The Obama administration's proposed education regulations cover everything from restricting incentive-based recruiting practices, the need for new job-training courses, and taking action against schools which fail to advertise honestly to requiring schools to notify students of graduation and job placement rates. Institutions would also be required to limit student enrollment to those who have high school diplomas or can readily demonstrate their readiness for university-level education. Schools must also comply with what is called the 90:10 rule in fiscal 2012, a rule stipulating that no more than 90% of a for-profit education provider's revenue may be generated from the DOE's federal student aid program.

Bob Phillips, managing partner at Spectrum Management Group, told TheStreet "the general macro outlook for the sector is not good." He views the education sector as "a bubble fueled by free government money."

School stock peer Bridgepoint Education ( BPI) beat fourth-quarter profit expectations and said it expects student enrollment to grow nearly 6% this year despite all the new regulations.

Bridgepoint said the impact of regulatory changes scheduled to take effect during the year as well as internal quality initiatives it introduced in 2010 will pressure the postsecondary education provider, particularly in the second half of 2011, yet it expects positive full-year new enrollment growth.

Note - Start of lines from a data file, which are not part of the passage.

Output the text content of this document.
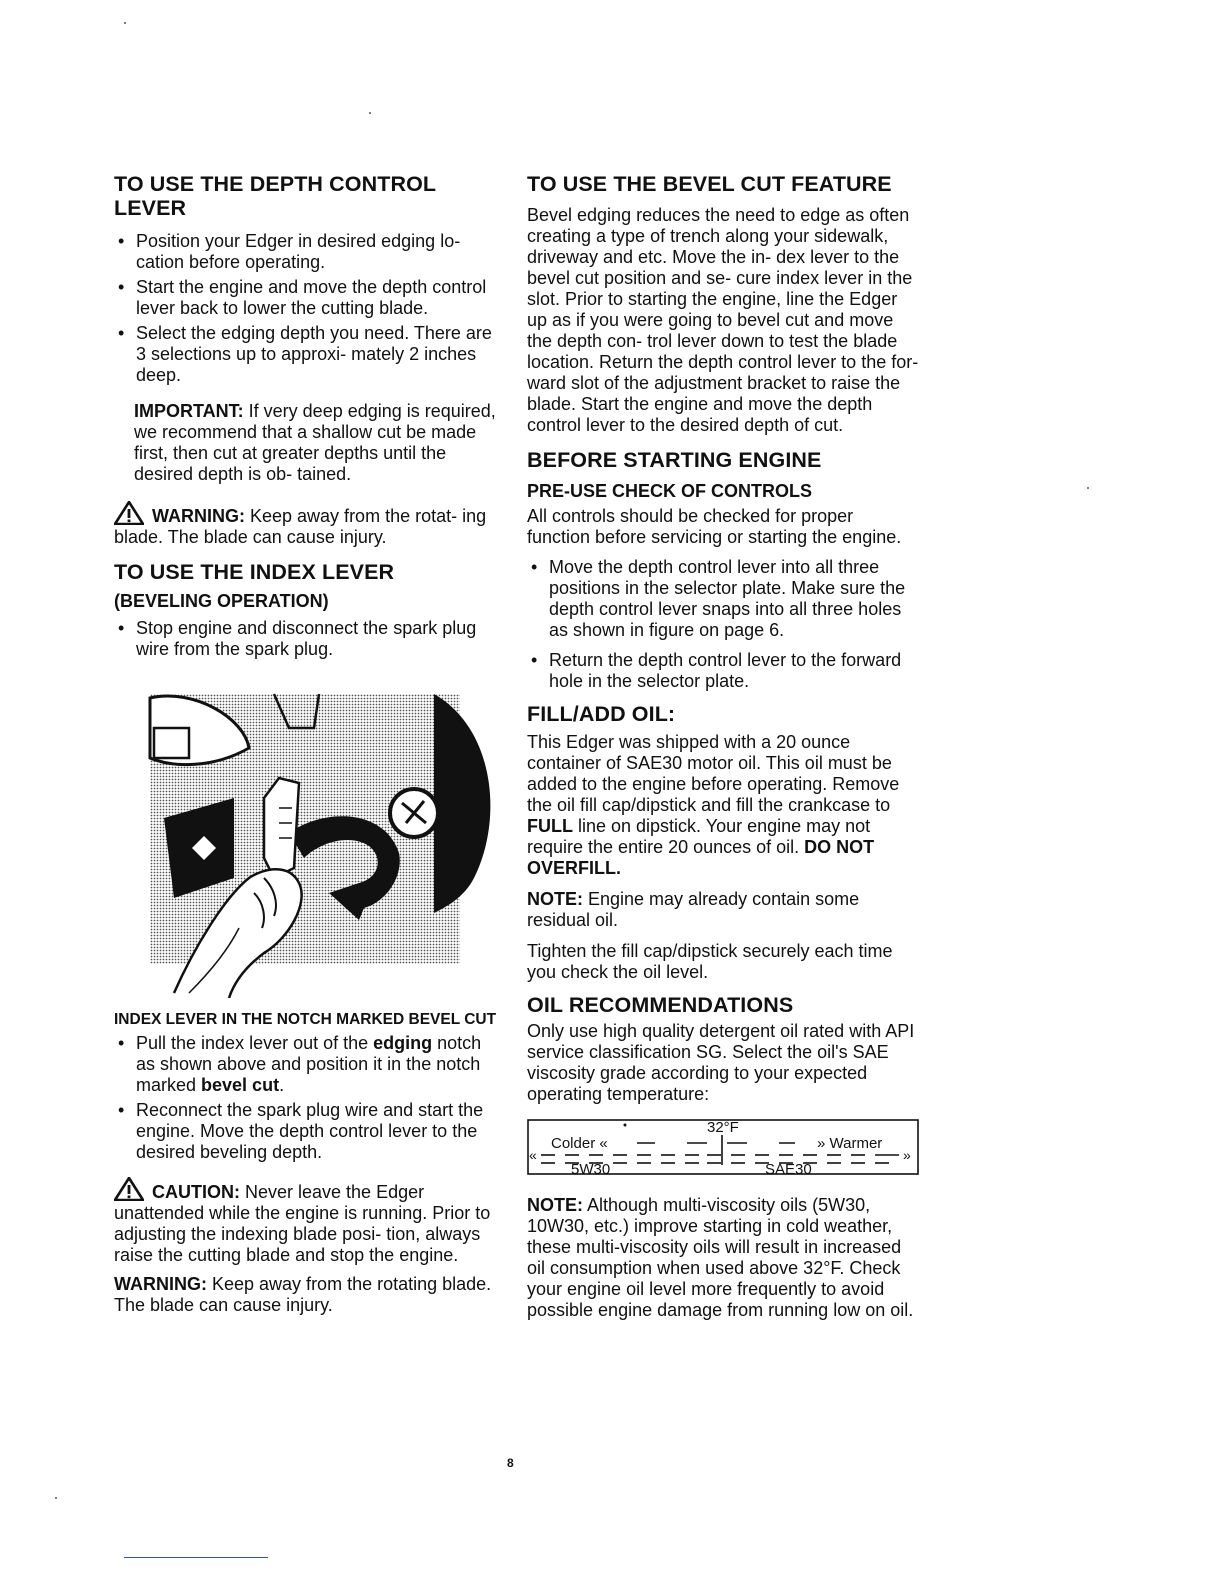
TO USE THE DEPTH CONTROL LEVER
• Position your Edger in desired edging lo- cation before operating.
• Start the engine and move the depth control lever back to lower the cutting blade.
• Select the edging depth you need. There are 3 selections up to approxi- mately 2 inches deep.

IMPORTANT: If very deep edging is required, we recommend that a shallow cut be made first, then cut at greater depths until the desired depth is ob- tained.

WARNING: Keep away from the rotat- ing blade. The blade can cause injury.

TO USE THE INDEX LEVER
(BEVELING OPERATION)
• Stop engine and disconnect the spark plug wire from the spark plug.

INDEX LEVER IN THE NOTCH MARKED BEVEL CUT

• Pull the index lever out of the edging notch as shown above and position it in the notch marked bevel cut.
• Reconnect the spark plug wire and start the engine. Move the depth control lever to the desired beveling depth.

CAUTION: Never leave the Edger unattended while the engine is running. Prior to adjusting the indexing blade posi- tion, always raise the cutting blade and stop the engine.

WARNING: Keep away from the rotating blade. The blade can cause injury.

TO USE THE BEVEL CUT FEATURE

Bevel edging reduces the need to edge as often creating a type of trench along your sidewalk, driveway and etc. Move the in- dex lever to the bevel cut position and se- cure index lever in the slot. Prior to starting the engine, line the Edger up as if you were going to bevel cut and move the depth con- trol lever down to test the blade location. Return the depth control lever to the for- ward slot of the adjustment bracket to raise the blade. Start the engine and move the depth control lever to the desired depth of cut.

BEFORE STARTING ENGINE
PRE-USE CHECK OF CONTROLS

All controls should be checked for proper function before servicing or starting the engine.

• Move the depth control lever into all three positions in the selector plate. Make sure the depth control lever snaps into all three holes as shown in figure on page 6.
• Return the depth control lever to the forward hole in the selector plate.
FILL/ADD OIL:

This Edger was shipped with a 20 ounce container of SAE30 motor oil. This oil must be added to the engine before operating. Remove the oil fill cap/dipstick and fill the crankcase to FULL line on dipstick. Your engine may not require the entire 20 ounces of oil. DO NOT OVERFILL.

NOTE: Engine may already contain some residual oil.

Tighten the fill cap/dipstick securely each time you check the oil level.

OIL RECOMMENDATIONS

Only use high quality detergent oil rated with API service classification SG. Select the oil's SAE viscosity grade according to your expected operating temperature:

32°F
Colder «	» Warmer
«	»
5W30	SAE30

NOTE: Although multi-viscosity oils (5W30, 10W30, etc.) improve starting in cold weather, these multi-viscosity oils will result in increased oil consumption when used above 32°F. Check your engine oil level more frequently to avoid possible engine damage from running low on oil.

8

Earlier this year, Capella said it planned to reduce its non-faculty workforce by around 8%, or 125 positions, resulting in a charge of about $2 million in the quarter ending March 31, 2011 and an annualized cost savings of approximately $12 to $12.5 million.

Capella's layoffs and new student enrollment forecast echoed that of Corinthian Colleges ( COCO), which recently beat top- and bottom-line expectations for its 2011 fiscal second quarter, but forecast slower student enrollment growth and said it plans to raise tuition fees and trim its workforce.